Eldar ile Şirin’in dersleri için haftada iki defa Hoca’nın evine gidiyordum. Şirin kendi halinde düşünüyor ve çeşitli konularda kompozisyon yazabiliyordu. Eldar ise harfleri öğrendi, heceleyerek okumaya; temel matematik konularından toplama çıkarma işlemlerini de yapmaya başladı. Eldar, üç dört tane şiir bile ezberledi. Hoca, Eldar ile Şirin’in yazdıklarını kontrol ediyordu. Kendisi de soru soruyordu. Bir gün Eldar:
“Ay doğdu, baksana
Aydan biz yaratıldık
Ay nuru dökülen
Altın gibi çocukluk
Güneş doğdu, baksana
Güneşten biz yaratıldık
Güneş nuru dökülen
Gümüş gibi çocukluk”
şiirini takılmadan okuyunca Hoca sevinmişti.
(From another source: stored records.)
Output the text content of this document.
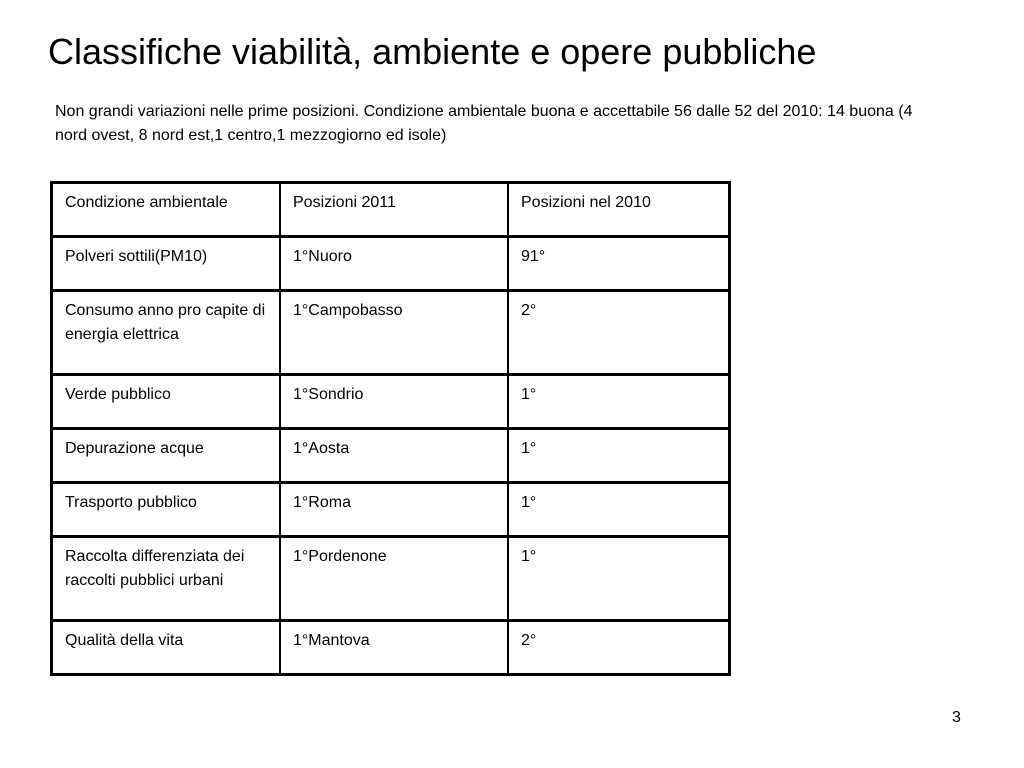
Classifiche viabilità, ambiente e opere pubbliche

Non grandi variazioni nelle prime posizioni. Condizione ambientale buona e accettabile 56 dalle 52 del 2010: 14 buona (4 nord ovest, 8 nord est,1 centro,1 mezzogiorno ed isole)

Condizione ambientale	Posizioni 2011	Posizioni nel 2010
Polveri sottili(PM10)	1°Nuoro	91°
Consumo anno pro capite di energia elettrica	1°Campobasso	2°
Verde pubblico	1°Sondrio	1°
Depurazione acque	1°Aosta	1°
Trasporto pubblico	1°Roma	1°
Raccolta differenziata dei raccolti pubblici urbani	1°Pordenone	1°
Qualità della vita	1°Mantova	2°
3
“Talas’tan iki tane keklik getirmişler. Onları yakalayıp ne elde edecekler ki? Onları doğal ortamına bırakalım. Böylece eve kapanıp oturmak yerine dağ havasında biraz dinlenip gelmiş oluruz.”
Keklikleri kafesiyle birlikte aldı ve arabaya bindi. Mariya abla kamerasını da yanına almıştı. Hızlı bir şekilde Baytik’in tepesine tırmandık. Hoca’yla ikimiz ileri geri dolaşıyorduk, çocuklar da karla oynuyorlardı. Abla ise kış manzarasını çekiyordu. Bazen Hoca: “Onu çek, bunu çek.” diye ablayı yönlendiriyordu.
“Yakında İsviçre’ye gideceğiz. Çocuklara iyi bakın. Aman Toktogulov adlı İç İşleri Bakanlığında çalışan bir genç de sana yardımcı olacak. Çocukların dersleri zayıflamasın. Bakü’de Şahmar adlı bir genç var.